宿毛から四十番札所観自在寺へのルートもいくつかあって、ボクが歩いた56号線篠川を遡って愛南町へ抜けるのは普通は篠山神社に詣でる遍路道とされている。篠山詣りをしない松尾峠超えが一般的な歩き遍路のコースとされていて、昨日の青年も松尾峠の子安地蔵の通夜堂に宿泊してから一本松に抜けているはずだった。(彼は松尾大師堂と言ったのだけれど)

一本木トンネル入り口にある「愛媛県」「愛南町」の道路標識
(そして修行の道場を抜け、菩薩の道場愛媛県に入った)

札掛という地名があって、そこは「篠山詣りを果たせなかった遍路が、この地に札を掛け篠山を遥拝して去った名残の地名」と言われている。

(へんろみち保存協会編「四国遍路、地図編」より引用)

その篠山神社へは国道56号線、正木トンネルの手前から右折するのだけれど、トンネルの手前がちょうど愛媛と高知の県境になっていて、ボクは篠山というよりも愛媛に早く入りたいと交差点を通り過ぎた。8時少し前だった。そしてボクは愛媛に入った。修行の道場を抜けて、いよいよ菩提の道場へ来たのだ。少し身体が楽になったようにも感じた。膝も鎮痛剤とバンテリンが効いているのか調子は良かった。歯は痛んでいたけれど。

8時40分フレッシュ一本松着。のり巻き、あんぱん、卵焼きを買ってバス停のベンチで食べた。一本松温泉がそばにある。10時からの営業、あと1時間…考えた。風呂に入りたかった。ムカデのこともあった。9時出発。

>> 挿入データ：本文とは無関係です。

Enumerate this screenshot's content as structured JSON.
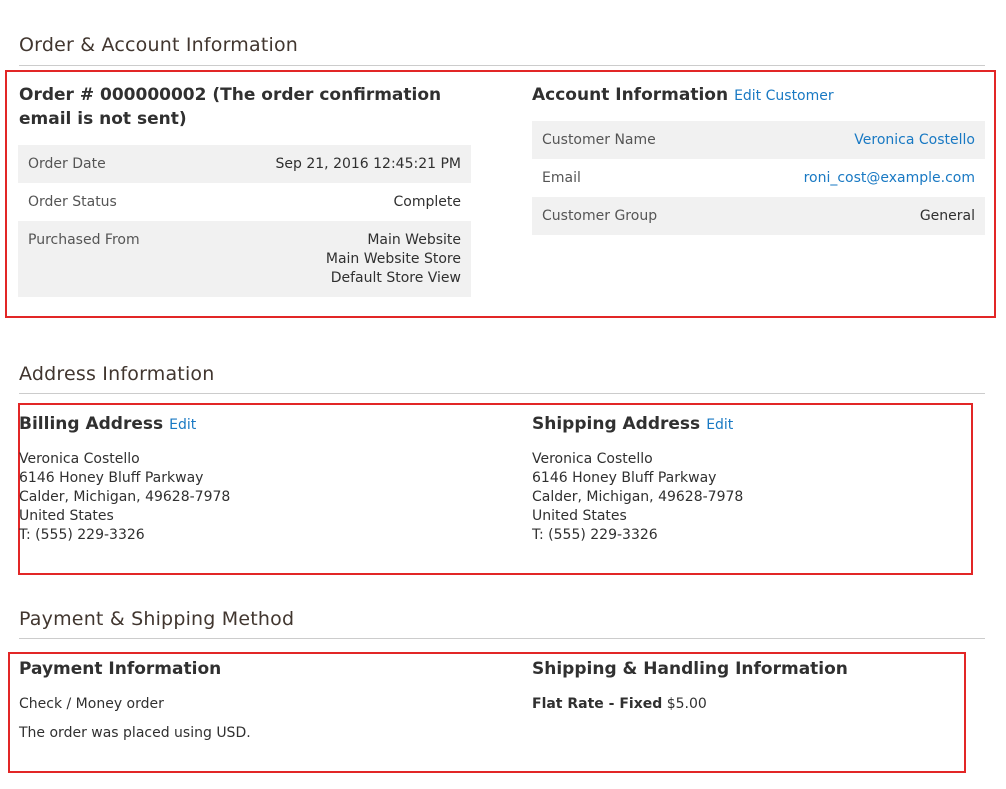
{
  "sections": {
    "order_account_title": "Order & Account Information",
    "address_title": "Address Information",
    "payment_shipping_title": "Payment & Shipping Method"
  },
  "order": {
    "heading": "Order # 000000002 (The order confirmation email is not sent)",
    "rows": [
      {
        "label": "Order Date",
        "value": "Sep 21, 2016 12:45:21 PM"
      },
      {
        "label": "Order Status",
        "value": "Complete"
      },
      {
        "label": "Purchased From",
        "value_lines": [
          "Main Website",
          "Main Website Store",
          "Default Store View"
        ]
      }
    ]
  },
  "account": {
    "heading": "Account Information",
    "edit_link": "Edit Customer",
    "rows": [
      {
        "label": "Customer Name",
        "value": "Veronica Costello"
      },
      {
        "label": "Email",
        "value": "roni_cost@example.com"
      },
      {
        "label": "Customer Group",
        "value": "General"
      }
    ]
  },
  "billing": {
    "heading": "Billing Address",
    "edit_link": "Edit",
    "lines": [
      "Veronica Costello",
      "6146 Honey Bluff Parkway",
      "Calder, Michigan, 49628-7978",
      "United States",
      "T: (555) 229-3326"
    ]
  },
  "shipping": {
    "heading": "Shipping Address",
    "edit_link": "Edit",
    "lines": [
      "Veronica Costello",
      "6146 Honey Bluff Parkway",
      "Calder, Michigan, 49628-7978",
      "United States",
      "T: (555) 229-3326"
    ]
  },
  "payment": {
    "heading": "Payment Information",
    "method": "Check / Money order",
    "currency_note": "The order was placed using USD."
  },
  "shipping_method": {
    "heading": "Shipping & Handling Information",
    "method_name": "Flat Rate - Fixed",
    "price": "$5.00"
  },
  "colors": {
    "link": "#1979c3",
    "highlight_border": "#e22626",
    "row_shade": "#f1f1f1"
  }
}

10時、56号線の道端で休憩。10時10分出発。ぐっと気温が上がっていた。車でドライブというのには気持ちよさそうな道路だった。ゆったりとしたカーブと上り坂、晩秋の乾いた空気と広がる青空、その青と紅葉の始まった山、牧歌的と表現するのだろう風景は歩くには退屈なものにしかすぎなかった。

11時少し過ぎに愛南町に入る。宇和島バス城辺駅手前で男性にみかんをいただく。それを食べながら愛南町内を抜ける。僧都川にかかる橋を渡らず川の防波堤道路を歩く。川原の公園は整備されていて、野宿には良さそうな場所だった。そのことを最初に考えた。観自在寺はもうそこだった。